Exploiting Zero-Day Vulnerability – The Crypto Edition

Exploiting software flaws has become a trend among cybercriminals nowadays. In fact, companies all over the world are still suffering from one of the biggest vulnerabilities known to date – Log4Shell. That aside, a new flaw was made public by General Bytes as the Bitcoin ATM manufacturer confirmed that hackers have successfully plundered cryptocurrency from its users.

Threat actors are always on the lookout for such flaws to practice their malicious activities. And when something like CAS (Crypto Application Server) – a self-hosted product from General Bytes – shows a single vulnerability, rest assured it’s going to be targeted.

The unnamed hackers clearly know what they’re doing. But we have to ask: How many servers did they breach? How much crypto did they steal? We’ve discussed everything below.

General Bytes Breach – A Simple Vulnerability, A Huge Crypto Heist

As we mentioned, exploiting vulnerabilities has become a successful form of attack for threat actors. Emphasis on “successful” as they were able to get a lot out of these practices in the past.

No software is perfect, that’s why updates are issued every now and then. From companies like Uber to WhatsApp, every one of them has previously had flaws. In the end, these vulnerabilities cost them a lot.

While the aforementioned flaws did a lot of damage, the one at hand can do so much more. Well, they’re stealing crypto – how much bigger can it get?

General Bytes provides its customers (companies) with a convenient service called CAS. It allows them to easily manage Bitcoin ATMs from a central location via a web browser on a desktop or a mobile device.

The flaw is a bug in the CAS admin interface, which the attackers used to add a new default admin user named “gb” to the CAS.

That of course happened after they scanned the DigitalOcean cloud hosting IP address space to identify running CAS services on ports 7777 or 443. According to General Bytes:

“The attacker was able to create an admin user remotely via CAS administrative interface via a URL call on the page that is used for the default installation on the server and creating the first administration user.

The attacker modified the crypto settings of two-way machines with his wallet settings and the ‘invalid payment address’ setting,” it said. “Two-way ATMs started to forward coins to the attacker’s wallet when customers sent coins to [the] ATM.”

An attack with such a caliber can do a lot of damage. Crypto-currency is pretty popular now and it’s expensive. When an attacker can tap into that, victims tend to lose a lot in the process.
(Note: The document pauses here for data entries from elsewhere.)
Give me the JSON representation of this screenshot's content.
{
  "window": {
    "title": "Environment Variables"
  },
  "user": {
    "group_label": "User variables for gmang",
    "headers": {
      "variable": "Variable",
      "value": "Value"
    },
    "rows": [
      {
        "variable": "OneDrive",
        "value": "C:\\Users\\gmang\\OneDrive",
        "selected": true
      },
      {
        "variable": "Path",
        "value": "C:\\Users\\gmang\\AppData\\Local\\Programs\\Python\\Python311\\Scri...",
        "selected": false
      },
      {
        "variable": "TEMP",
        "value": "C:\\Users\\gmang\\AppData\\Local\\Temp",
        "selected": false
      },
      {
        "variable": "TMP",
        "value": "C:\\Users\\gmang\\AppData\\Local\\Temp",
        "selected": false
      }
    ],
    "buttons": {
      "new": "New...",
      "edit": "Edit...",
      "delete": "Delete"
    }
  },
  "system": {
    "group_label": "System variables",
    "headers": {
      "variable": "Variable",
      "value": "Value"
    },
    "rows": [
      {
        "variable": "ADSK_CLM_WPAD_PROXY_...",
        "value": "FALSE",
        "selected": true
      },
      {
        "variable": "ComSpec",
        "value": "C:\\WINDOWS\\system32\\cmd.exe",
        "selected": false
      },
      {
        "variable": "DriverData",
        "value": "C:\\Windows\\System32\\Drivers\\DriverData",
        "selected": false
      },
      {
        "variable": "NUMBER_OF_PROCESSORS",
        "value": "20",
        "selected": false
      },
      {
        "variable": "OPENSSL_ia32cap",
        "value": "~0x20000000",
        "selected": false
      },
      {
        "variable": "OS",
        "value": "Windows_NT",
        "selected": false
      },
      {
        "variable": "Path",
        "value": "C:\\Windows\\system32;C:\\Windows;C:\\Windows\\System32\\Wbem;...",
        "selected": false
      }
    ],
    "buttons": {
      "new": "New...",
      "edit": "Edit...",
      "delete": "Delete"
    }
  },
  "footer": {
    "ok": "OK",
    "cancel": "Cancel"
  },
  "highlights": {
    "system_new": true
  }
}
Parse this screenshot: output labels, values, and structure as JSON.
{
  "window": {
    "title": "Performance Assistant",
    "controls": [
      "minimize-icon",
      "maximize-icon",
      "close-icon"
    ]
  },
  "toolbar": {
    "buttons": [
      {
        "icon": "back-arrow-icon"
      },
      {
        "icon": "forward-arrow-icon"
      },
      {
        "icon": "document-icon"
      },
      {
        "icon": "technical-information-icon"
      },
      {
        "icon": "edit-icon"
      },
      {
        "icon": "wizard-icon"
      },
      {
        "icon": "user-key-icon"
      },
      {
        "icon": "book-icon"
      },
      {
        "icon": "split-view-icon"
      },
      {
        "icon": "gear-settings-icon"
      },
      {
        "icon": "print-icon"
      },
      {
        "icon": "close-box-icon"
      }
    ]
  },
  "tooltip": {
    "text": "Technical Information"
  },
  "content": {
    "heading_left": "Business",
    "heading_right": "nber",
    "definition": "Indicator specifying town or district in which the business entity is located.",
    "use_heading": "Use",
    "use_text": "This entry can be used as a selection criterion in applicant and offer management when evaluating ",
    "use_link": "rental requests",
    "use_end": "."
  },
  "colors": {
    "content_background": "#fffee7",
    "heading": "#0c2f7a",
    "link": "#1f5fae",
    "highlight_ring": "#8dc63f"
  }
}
Probably their life earnings.

General Bytes Breach – An Attack They Never Foresaw

The company states that its service has gone through security audits back in 2020. However, the flaw didn’t show up back then.

Moreover, it claimed that the attack directly occurred after the “Help Ukraine” feature announcement – coincidence?

Do we have a suspect? We’ll just leave the assumption to you and the investigation to General Bytes. If you’re one of the affected victims, make sure to take all the precautions needed.